APOL1 appears in two variant forms. When people inherit one mutant copy of the gene, they are resistant to a Trypanosoma subspecies which causes African sleeping sickness. However, if two mutant copies of APOL1 are inherited, the risk of kidney disease is highly elevated. The APOL1 genetic variants protect against the parasite that causes sleeping sickness, just as the sickle cell mutation fights against the parasite responsible for malaria.
“In the same way as there are healthy carriers of the sickle cell trait, there are healthy carriers of the APOL1 risk variants,” Genovese says. “However, while carrying two copies of the sickle cell trait causes sickle cell anemia, a very serious condition, carrying two copies of the APOL1 risk variants is not alone sufficient for developing kidney disease.

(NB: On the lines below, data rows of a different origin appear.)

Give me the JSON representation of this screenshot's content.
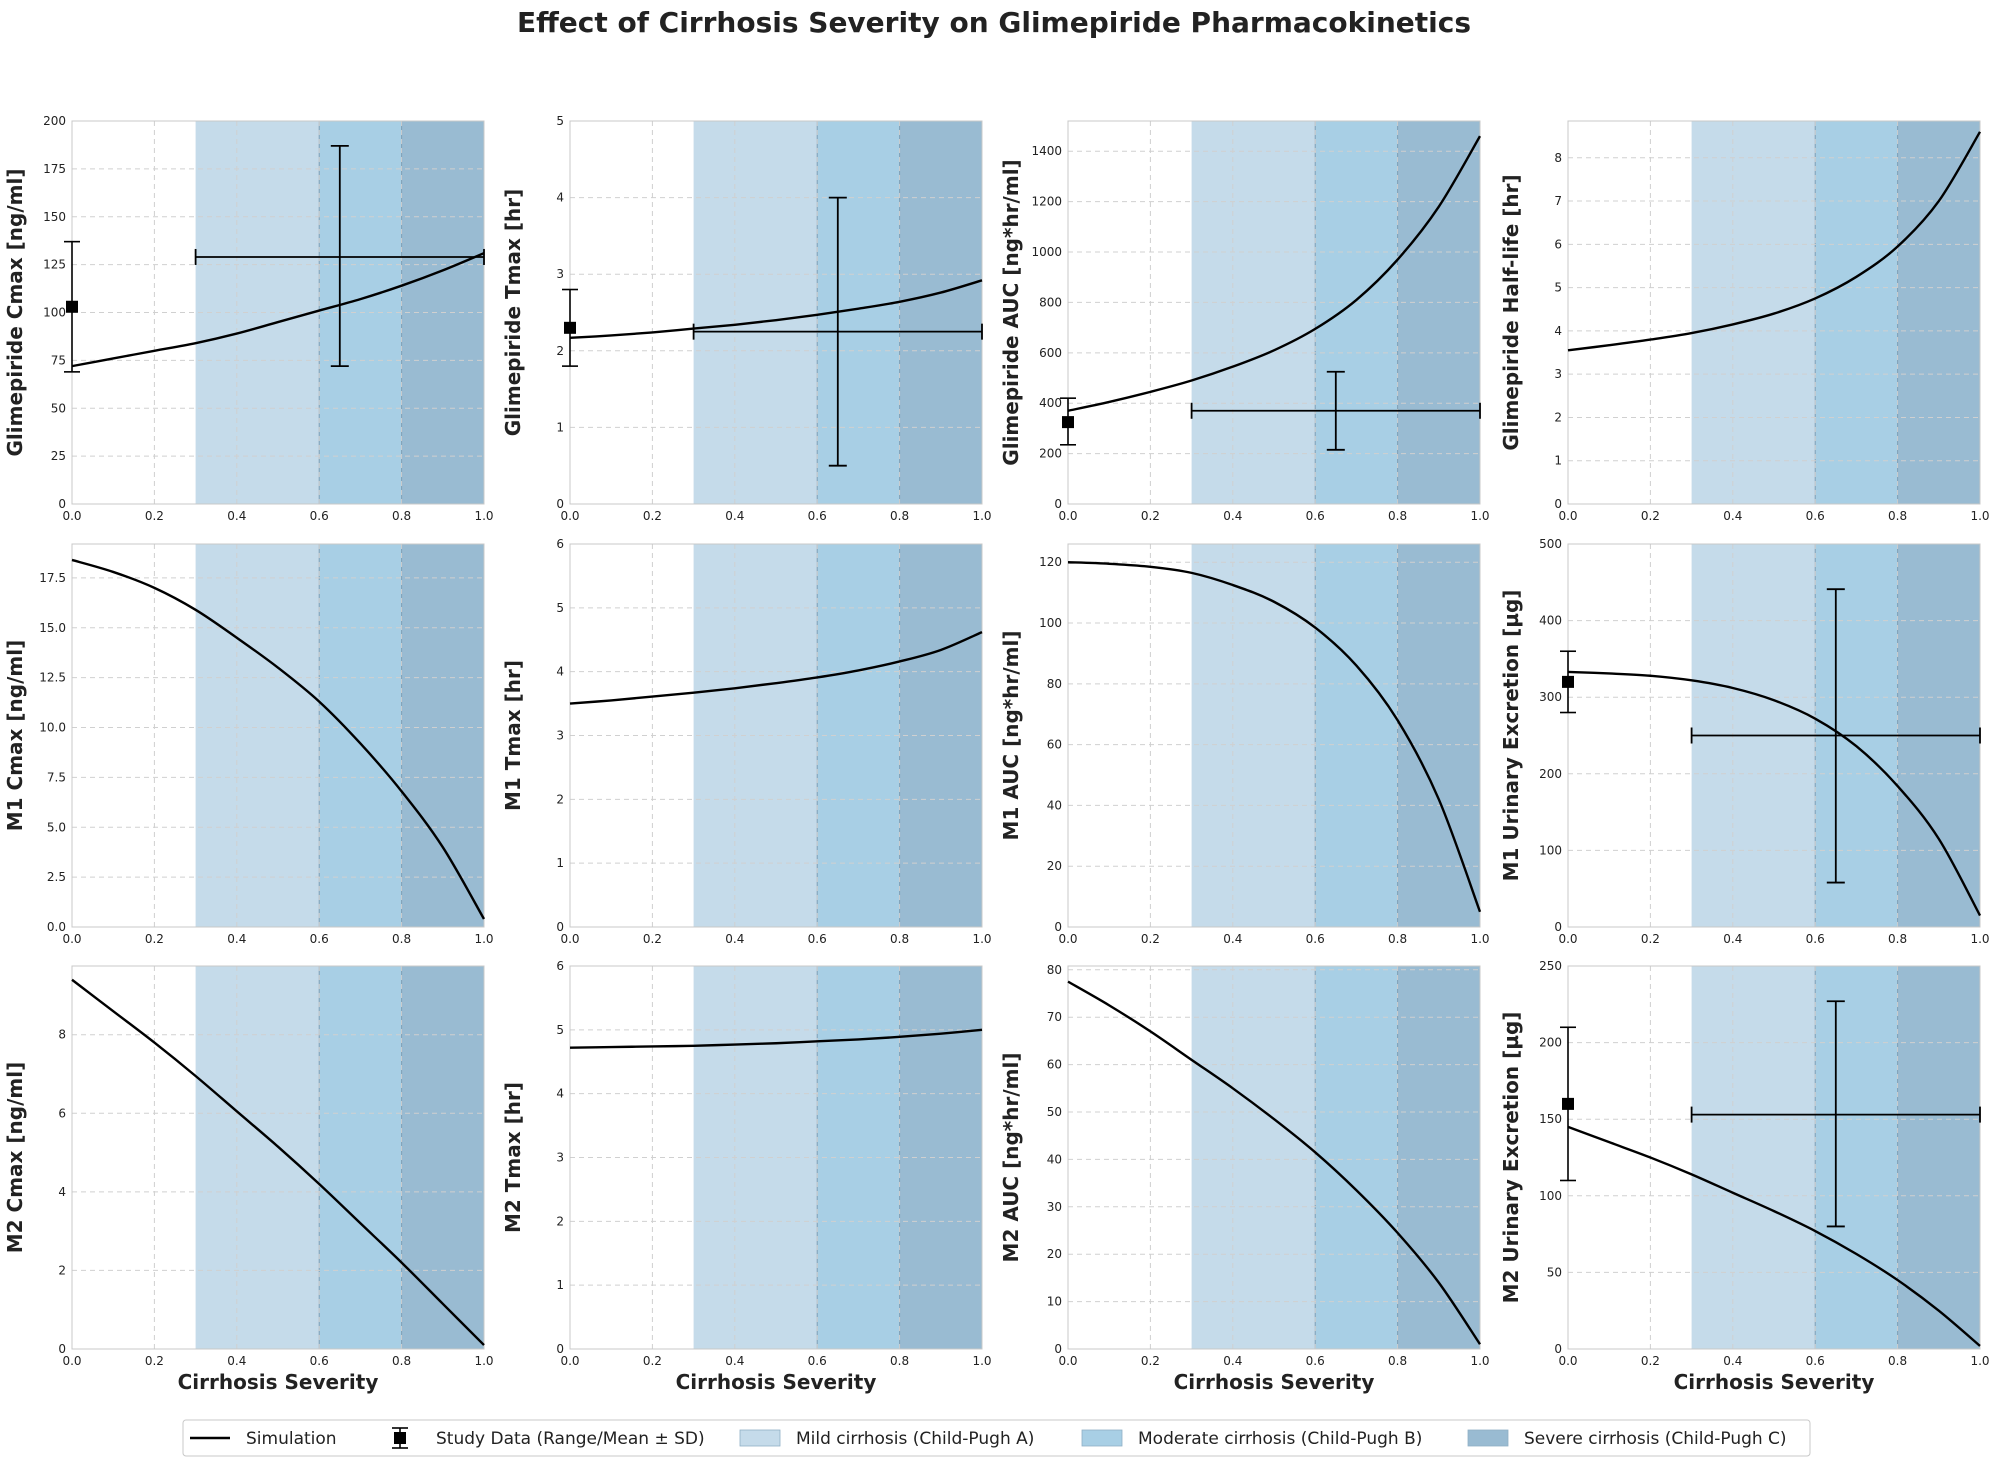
{
  "figure": {
    "title": "Effect of Cirrhosis Severity on Glimepiride Pharmacokinetics",
    "xlabel": "Cirrhosis Severity"
  },
  "legend": [
    {
      "kind": "line",
      "label": "Simulation",
      "color": "#000000"
    },
    {
      "kind": "errorbar",
      "label": "Study Data (Range/Mean ± SD)",
      "color": "#000000"
    },
    {
      "kind": "patch",
      "label": "Mild cirrhosis (Child-Pugh A)",
      "color": "#c5dbea"
    },
    {
      "kind": "patch",
      "label": "Moderate cirrhosis (Child-Pugh B)",
      "color": "#a8cfe5"
    },
    {
      "kind": "patch",
      "label": "Severe cirrhosis (Child-Pugh C)",
      "color": "#99bbd2"
    }
  ],
  "chart_data": [
    {
      "type": "line",
      "ylabel": "Glimepiride Cmax [ng/ml]",
      "xlim": [
        0,
        1
      ],
      "ylim": [
        0,
        200
      ],
      "yticks": [
        0,
        25,
        50,
        75,
        100,
        125,
        150,
        175,
        200
      ],
      "xticks": [
        0,
        0.2,
        0.4,
        0.6,
        0.8,
        1.0
      ],
      "x": [
        0,
        0.1,
        0.2,
        0.3,
        0.4,
        0.5,
        0.6,
        0.7,
        0.8,
        0.9,
        1.0
      ],
      "y": [
        72,
        76,
        80,
        84,
        89,
        95,
        101,
        107,
        114,
        122,
        131
      ],
      "points": [
        {
          "x": 0,
          "y": 103,
          "ylo": 69,
          "yhi": 137
        }
      ],
      "ranges": [
        {
          "xlo": 0.3,
          "xhi": 1.0,
          "xmid": 0.65,
          "y": 129,
          "ylo": 72,
          "yhi": 187
        }
      ]
    },
    {
      "type": "line",
      "ylabel": "Glimepiride Tmax [hr]",
      "xlim": [
        0,
        1
      ],
      "ylim": [
        0,
        5
      ],
      "yticks": [
        0,
        1,
        2,
        3,
        4,
        5
      ],
      "xticks": [
        0,
        0.2,
        0.4,
        0.6,
        0.8,
        1.0
      ],
      "x": [
        0,
        0.1,
        0.2,
        0.3,
        0.4,
        0.5,
        0.6,
        0.7,
        0.8,
        0.9,
        1.0
      ],
      "y": [
        2.17,
        2.2,
        2.24,
        2.29,
        2.34,
        2.4,
        2.47,
        2.55,
        2.64,
        2.76,
        2.92
      ],
      "points": [
        {
          "x": 0,
          "y": 2.3,
          "ylo": 1.8,
          "yhi": 2.8
        }
      ],
      "ranges": [
        {
          "xlo": 0.3,
          "xhi": 1.0,
          "xmid": 0.65,
          "y": 2.25,
          "ylo": 0.5,
          "yhi": 4.0
        }
      ]
    },
    {
      "type": "line",
      "ylabel": "Glimepiride AUC [ng*hr/ml]",
      "xlim": [
        0,
        1
      ],
      "ylim": [
        0,
        1520
      ],
      "yticks": [
        0,
        200,
        400,
        600,
        800,
        1000,
        1200,
        1400
      ],
      "xticks": [
        0,
        0.2,
        0.4,
        0.6,
        0.8,
        1.0
      ],
      "x": [
        0,
        0.1,
        0.2,
        0.3,
        0.4,
        0.5,
        0.6,
        0.7,
        0.8,
        0.9,
        1.0
      ],
      "y": [
        370,
        405,
        445,
        490,
        545,
        610,
        695,
        810,
        970,
        1180,
        1460
      ],
      "points": [
        {
          "x": 0,
          "y": 325,
          "ylo": 235,
          "yhi": 420
        }
      ],
      "ranges": [
        {
          "xlo": 0.3,
          "xhi": 1.0,
          "xmid": 0.65,
          "y": 370,
          "ylo": 215,
          "yhi": 525
        }
      ]
    },
    {
      "type": "line",
      "ylabel": "Glimepiride Half-life [hr]",
      "xlim": [
        0,
        1
      ],
      "ylim": [
        0,
        8.85
      ],
      "yticks": [
        0,
        1,
        2,
        3,
        4,
        5,
        6,
        7,
        8
      ],
      "xticks": [
        0,
        0.2,
        0.4,
        0.6,
        0.8,
        1.0
      ],
      "x": [
        0,
        0.1,
        0.2,
        0.3,
        0.4,
        0.5,
        0.6,
        0.7,
        0.8,
        0.9,
        1.0
      ],
      "y": [
        3.55,
        3.67,
        3.8,
        3.95,
        4.15,
        4.4,
        4.75,
        5.25,
        5.95,
        7.0,
        8.6
      ],
      "points": [],
      "ranges": []
    },
    {
      "type": "line",
      "ylabel": "M1 Cmax [ng/ml]",
      "xlim": [
        0,
        1
      ],
      "ylim": [
        0,
        19.2
      ],
      "yticks": [
        0.0,
        2.5,
        5.0,
        7.5,
        10.0,
        12.5,
        15.0,
        17.5
      ],
      "xticks": [
        0,
        0.2,
        0.4,
        0.6,
        0.8,
        1.0
      ],
      "x": [
        0,
        0.1,
        0.2,
        0.3,
        0.4,
        0.5,
        0.6,
        0.7,
        0.8,
        0.9,
        1.0
      ],
      "y": [
        18.4,
        17.8,
        17.0,
        15.9,
        14.5,
        13.0,
        11.3,
        9.2,
        6.8,
        4.0,
        0.4
      ],
      "points": [],
      "ranges": []
    },
    {
      "type": "line",
      "ylabel": "M1 Tmax [hr]",
      "xlim": [
        0,
        1
      ],
      "ylim": [
        0,
        6
      ],
      "yticks": [
        0,
        1,
        2,
        3,
        4,
        5,
        6
      ],
      "xticks": [
        0,
        0.2,
        0.4,
        0.6,
        0.8,
        1.0
      ],
      "x": [
        0,
        0.1,
        0.2,
        0.3,
        0.4,
        0.5,
        0.6,
        0.7,
        0.8,
        0.9,
        1.0
      ],
      "y": [
        3.5,
        3.55,
        3.61,
        3.67,
        3.74,
        3.82,
        3.91,
        4.02,
        4.16,
        4.34,
        4.62
      ],
      "points": [],
      "ranges": []
    },
    {
      "type": "line",
      "ylabel": "M1 AUC [ng*hr/ml]",
      "xlim": [
        0,
        1
      ],
      "ylim": [
        0,
        126
      ],
      "yticks": [
        0,
        20,
        40,
        60,
        80,
        100,
        120
      ],
      "xticks": [
        0,
        0.2,
        0.4,
        0.6,
        0.8,
        1.0
      ],
      "x": [
        0,
        0.1,
        0.2,
        0.3,
        0.4,
        0.5,
        0.6,
        0.7,
        0.8,
        0.9,
        1.0
      ],
      "y": [
        120,
        119.5,
        118.5,
        116.5,
        112.5,
        107,
        98.5,
        86,
        68,
        42,
        5
      ],
      "points": [],
      "ranges": []
    },
    {
      "type": "line",
      "ylabel": "M1 Urinary Excretion [µg]",
      "xlim": [
        0,
        1
      ],
      "ylim": [
        0,
        500
      ],
      "yticks": [
        0,
        100,
        200,
        300,
        400,
        500
      ],
      "xticks": [
        0,
        0.2,
        0.4,
        0.6,
        0.8,
        1.0
      ],
      "x": [
        0,
        0.1,
        0.2,
        0.3,
        0.4,
        0.5,
        0.6,
        0.7,
        0.8,
        0.9,
        1.0
      ],
      "y": [
        333,
        331,
        328,
        322,
        312,
        296,
        272,
        236,
        184,
        115,
        15
      ],
      "points": [
        {
          "x": 0,
          "y": 320,
          "ylo": 280,
          "yhi": 360
        }
      ],
      "ranges": [
        {
          "xlo": 0.3,
          "xhi": 1.0,
          "xmid": 0.65,
          "y": 250,
          "ylo": 58,
          "yhi": 441
        }
      ]
    },
    {
      "type": "line",
      "ylabel": "M2 Cmax [ng/ml]",
      "xlim": [
        0,
        1
      ],
      "ylim": [
        0,
        9.75
      ],
      "yticks": [
        0,
        2,
        4,
        6,
        8
      ],
      "xticks": [
        0,
        0.2,
        0.4,
        0.6,
        0.8,
        1.0
      ],
      "x": [
        0,
        0.1,
        0.2,
        0.3,
        0.4,
        0.5,
        0.6,
        0.7,
        0.8,
        0.9,
        1.0
      ],
      "y": [
        9.4,
        8.6,
        7.8,
        6.95,
        6.05,
        5.15,
        4.2,
        3.2,
        2.2,
        1.15,
        0.1
      ],
      "points": [],
      "ranges": []
    },
    {
      "type": "line",
      "ylabel": "M2 Tmax [hr]",
      "xlim": [
        0,
        1
      ],
      "ylim": [
        0,
        6
      ],
      "yticks": [
        0,
        1,
        2,
        3,
        4,
        5,
        6
      ],
      "xticks": [
        0,
        0.2,
        0.4,
        0.6,
        0.8,
        1.0
      ],
      "x": [
        0,
        0.1,
        0.2,
        0.3,
        0.4,
        0.5,
        0.6,
        0.7,
        0.8,
        0.9,
        1.0
      ],
      "y": [
        4.72,
        4.73,
        4.74,
        4.75,
        4.77,
        4.79,
        4.82,
        4.85,
        4.89,
        4.94,
        5.0
      ],
      "points": [],
      "ranges": []
    },
    {
      "type": "line",
      "ylabel": "M2 AUC [ng*hr/ml]",
      "xlim": [
        0,
        1
      ],
      "ylim": [
        0,
        80.8
      ],
      "yticks": [
        0,
        10,
        20,
        30,
        40,
        50,
        60,
        70,
        80
      ],
      "xticks": [
        0,
        0.2,
        0.4,
        0.6,
        0.8,
        1.0
      ],
      "x": [
        0,
        0.1,
        0.2,
        0.3,
        0.4,
        0.5,
        0.6,
        0.7,
        0.8,
        0.9,
        1.0
      ],
      "y": [
        77.5,
        72.5,
        67,
        61,
        55,
        48.5,
        41.5,
        33.5,
        24.5,
        14,
        1
      ],
      "points": [],
      "ranges": []
    },
    {
      "type": "line",
      "ylabel": "M2 Urinary Excretion [µg]",
      "xlim": [
        0,
        1
      ],
      "ylim": [
        0,
        250
      ],
      "yticks": [
        0,
        50,
        100,
        150,
        200,
        250
      ],
      "xticks": [
        0,
        0.2,
        0.4,
        0.6,
        0.8,
        1.0
      ],
      "x": [
        0,
        0.1,
        0.2,
        0.3,
        0.4,
        0.5,
        0.6,
        0.7,
        0.8,
        0.9,
        1.0
      ],
      "y": [
        145,
        135,
        125,
        114,
        102,
        90,
        77,
        62,
        45,
        25,
        2
      ],
      "points": [
        {
          "x": 0,
          "y": 160,
          "ylo": 110,
          "yhi": 210
        }
      ],
      "ranges": [
        {
          "xlo": 0.3,
          "xhi": 1.0,
          "xmid": 0.65,
          "y": 153,
          "ylo": 80,
          "yhi": 227
        }
      ]
    }
  ],
  "bands": [
    {
      "from": 0.3,
      "to": 0.6,
      "color": "#c5dbea"
    },
    {
      "from": 0.6,
      "to": 0.8,
      "color": "#a8cfe5"
    },
    {
      "from": 0.8,
      "to": 1.0,
      "color": "#99bbd2"
    }
  ]
}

It only puts the individual at risk, although that risk is very high.” The researchers predict that approximately one out of 10 African Americans is at risk of APOL1-related kidney disease.
Since Genovese was not a geneticist by training, he says it took time to better understand the entire spectrum of human variation within the human genome. “I had to make sense of and interpret data we had in the lab, integrating it with publicly available data online to see the whole picture,” he says.
Genovese notes that his findings lead to new questions, such as why the loss of function in APOL1 leads to kidney disease, why natural selection devised two different variants in APOL1, and when and where these variants arose in history.
The most interesting question, however, says Genovese, involves looking at the long term: “How many similar stories of genetic diseases related to parasite infections will be uncovered in the next five years? There is reason to believe this is just one instance of many ‘quick fixes’ nature has engineered to cope with the fast environmental changes human beings have gone through in the last 10,000 years.”